Even the best health professionals need adequate resources and facilities to do their jobs effectively.
That’s why United Surgeons for Children (USFC) builds and equips medical facilities in developing countries. We have unique expertise in constructing and renovating health infrastructure in low-resource contexts, with an eye to quality and affordability. And, because health should not depend on wealth, we ensure that all projects are executed to the highest medical standards – including operating theaters, medical imaging capacities and surgical equipment to a level seen in developed countries.

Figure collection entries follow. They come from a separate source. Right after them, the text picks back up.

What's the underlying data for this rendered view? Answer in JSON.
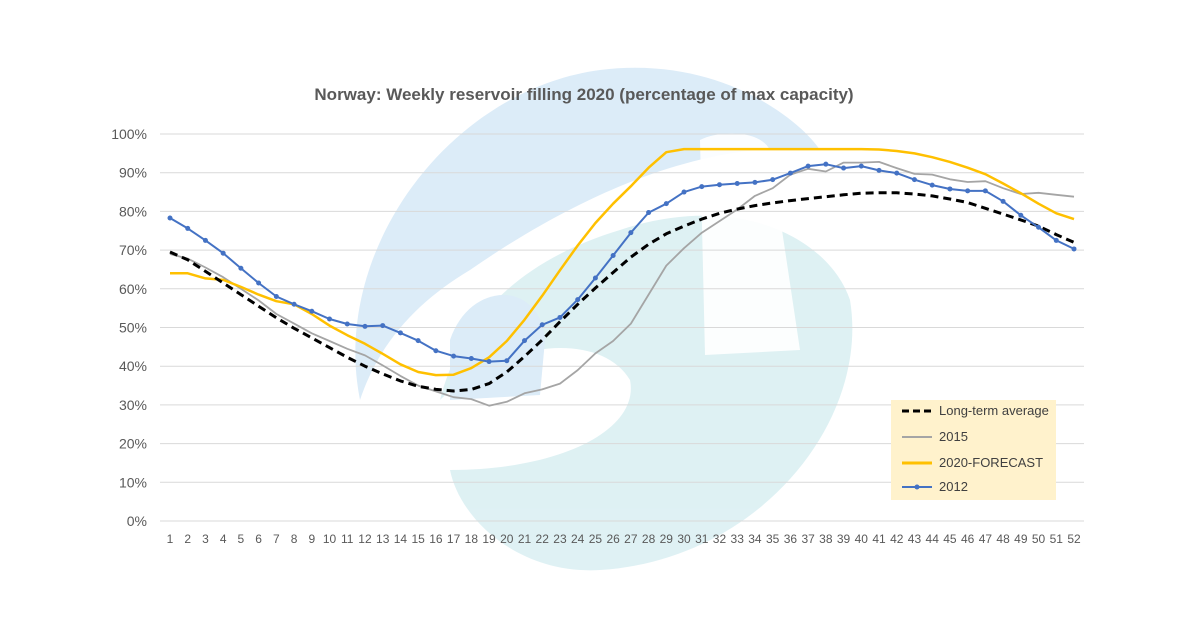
{
  "chart_data": {
    "type": "line",
    "title": "Norway: Weekly reservoir filling 2020 (percentage of max capacity)",
    "xlabel": "",
    "ylabel": "",
    "x": [
      1,
      2,
      3,
      4,
      5,
      6,
      7,
      8,
      9,
      10,
      11,
      12,
      13,
      14,
      15,
      16,
      17,
      18,
      19,
      20,
      21,
      22,
      23,
      24,
      25,
      26,
      27,
      28,
      29,
      30,
      31,
      32,
      33,
      34,
      35,
      36,
      37,
      38,
      39,
      40,
      41,
      42,
      43,
      44,
      45,
      46,
      47,
      48,
      49,
      50,
      51,
      52
    ],
    "ylim": [
      0,
      100
    ],
    "yticks": [
      "0%",
      "10%",
      "20%",
      "30%",
      "40%",
      "50%",
      "60%",
      "70%",
      "80%",
      "90%",
      "100%"
    ],
    "grid": true,
    "legend_position": "bottom-right",
    "series": [
      {
        "name": "Long-term average",
        "color": "#000000",
        "style": "dashed",
        "values": [
          69.5,
          67.5,
          64.5,
          61.5,
          58.5,
          55.5,
          52.5,
          49.8,
          47.3,
          44.8,
          42.3,
          40.0,
          38.0,
          36.2,
          34.8,
          34.0,
          33.6,
          34.0,
          35.5,
          38.5,
          42.5,
          46.8,
          51.5,
          56.0,
          60.2,
          64.2,
          68.2,
          71.5,
          74.2,
          76.2,
          78.0,
          79.5,
          80.6,
          81.5,
          82.2,
          82.8,
          83.3,
          83.8,
          84.3,
          84.7,
          84.8,
          84.8,
          84.5,
          84.0,
          83.2,
          82.3,
          80.8,
          79.3,
          77.8,
          76.2,
          74.0,
          72.0
        ]
      },
      {
        "name": "2015",
        "color": "#a5a5a5",
        "style": "solid",
        "values": [
          69,
          67.8,
          65.5,
          63,
          60,
          57,
          53.5,
          51,
          48.5,
          46.5,
          44.5,
          42.8,
          40.2,
          37.5,
          35,
          33.5,
          32,
          31.5,
          29.8,
          30.8,
          33,
          34,
          35.5,
          39,
          43.3,
          46.5,
          51,
          58.5,
          66,
          70.5,
          74.5,
          77.5,
          80.5,
          84,
          86,
          89.5,
          91,
          90.3,
          92.6,
          92.6,
          92.8,
          91.2,
          89.7,
          89.5,
          88.3,
          87.6,
          87.8,
          86,
          84.5,
          84.8,
          84.3,
          83.8
        ]
      },
      {
        "name": "2020-FORECAST",
        "color": "#ffc000",
        "style": "solid",
        "values": [
          64,
          64,
          62.7,
          62.3,
          60.5,
          58.5,
          56.8,
          56,
          53.5,
          50.5,
          48,
          45.8,
          43.2,
          40.5,
          38.5,
          37.7,
          37.8,
          39.5,
          42.3,
          46.5,
          52,
          58.2,
          64.8,
          71.2,
          77,
          82,
          86.5,
          91.3,
          95.3,
          96.1,
          96.1,
          96.1,
          96.1,
          96.1,
          96.1,
          96.1,
          96.1,
          96.1,
          96.1,
          96.1,
          96,
          95.6,
          95,
          94,
          92.8,
          91.3,
          89.6,
          87.2,
          84.7,
          82,
          79.5,
          78
        ]
      },
      {
        "name": "2012",
        "color": "#4472c4",
        "style": "solid-markers",
        "values": [
          78.3,
          75.6,
          72.5,
          69.2,
          65.3,
          61.5,
          58.0,
          56.0,
          54.2,
          52.2,
          50.9,
          50.3,
          50.5,
          48.6,
          46.6,
          44.0,
          42.6,
          42.0,
          41.2,
          41.4,
          46.6,
          50.7,
          52.6,
          57.2,
          62.8,
          68.6,
          74.5,
          79.7,
          82.0,
          85.0,
          86.4,
          86.9,
          87.2,
          87.5,
          88.2,
          89.9,
          91.7,
          92.2,
          91.2,
          91.7,
          90.6,
          89.9,
          88.2,
          86.8,
          85.8,
          85.3,
          85.3,
          82.6,
          79.0,
          75.9,
          72.5,
          70.3
        ]
      }
    ]
  },
  "colors": {
    "legend_bg": "#fff2cc",
    "grid": "#d9d9d9",
    "watermark_blue": "#d6e9f7",
    "watermark_teal": "#d4efec"
  }
}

USFC-supported and constructed medical facilities are present in many of the most disadvantaged communities in the world, building a legacy of health for generations to come.
5 Success Stories
Maputo Heart Institute
(Mozambique, est. 2001)
Now financially independent due to diversified services allowing for free care to needy patients, the Institute is an essential reference point in the Mozambican health system.
Cuomo Center for Pediatric Cardiology in Dakar
(Senegal, est. 2017)
The center is the first facility kind dedicated to children’s heart defects in West Africa, with the capacity to carry out 13,000 consultations and 400 surgeries every year.
Kabul French Medical Institute for Mothers and Children (FMIC)
(Afghanistan, est. 2005)
The Institute recently enlarged with the opening of an OB-GYN department and performs nearly 150,000 consultations and over 3,300 surgeries. Approximately 84% of young patients are treated free of charge.
Phnom Penh Heart Center
(Cambodia, est. 2001)
Becoming part of the Cardiology Department of the Hôpital Calmette, this facility is an important treatment and training center, reaching vulnerable children with cardiovascular diseases and elevating human resources for future care.
Andre Festoc Pediatric Cardiac Surgery Unit
(Mali, est. 2018)
This extension to the Luxembourg Mother-Child Hospital is essential to providing medical care for children with heart conditions, with 800 to 1,000 cases identified in Mali annually.
Our Hospital Projects
Sinjar Hospital Project with Nadia Murad
(Iraqi Kurdistan, future project)
USFC is committed to rehabilitating and extending an existing hospital in the Sinjar area alongside Nadia Murad, the 2018 Nobel Peace Prize winner. Together with her “Nadia’s Initiative” foundation, we aim to rebuild medical facilities for persecuted communities in the aftermath of massive destruction.
JFK Memorial Hospital Pediatric Surgery Unit
(Liberia, future project)
In answer to the crisis of the medical system in the country, USFC is rehabilitating the JFK Memorial Hospital in Monrovia by upgrading the pediatric surgery unit and renovating general facilities including operating rooms and recovery rooms.
Equipping a Network of Health Facilities
In addition to building and renovating medical facilities, USFC sends medical equipment and supplies within our network to guarantee that they all comply with international norms. This ensures that medical teams are able to operate successfully in their home countries.
In 2018 alone, we:
- Carried out 177 medical expeditions.
- Transferred 46 tons of equipment and supplies including medicine, technology, compresses, syringes and other urgently needed goods.
- Purchased nearly $1.5 million worth of medical supplies purchased.
- Built an inventory of more than 1,200 medical products.
Establishing Crisis Clinics
Sometimes the places that need medical care the most emerge quickly because of disasters or conflict. In these cases, the timeline and shifting geography of crisis do not allow for building lasting, permanent structures.
USFC sets up ad hoc facilities for emergency response, including support in Haiti, Indonesia, Iraqi Kurdistan, Jordan, Libya, Sri Lanka, in Syrian refugee camps. These rapid response facilities have medical equipment, consumables and humanitarian aid that is distributed to vulnerable children and other civilians. Beyond this, USCF delivers essential medical care through surgical missions, out of country transports, and increased measures to improve intensive care admission in current facilities.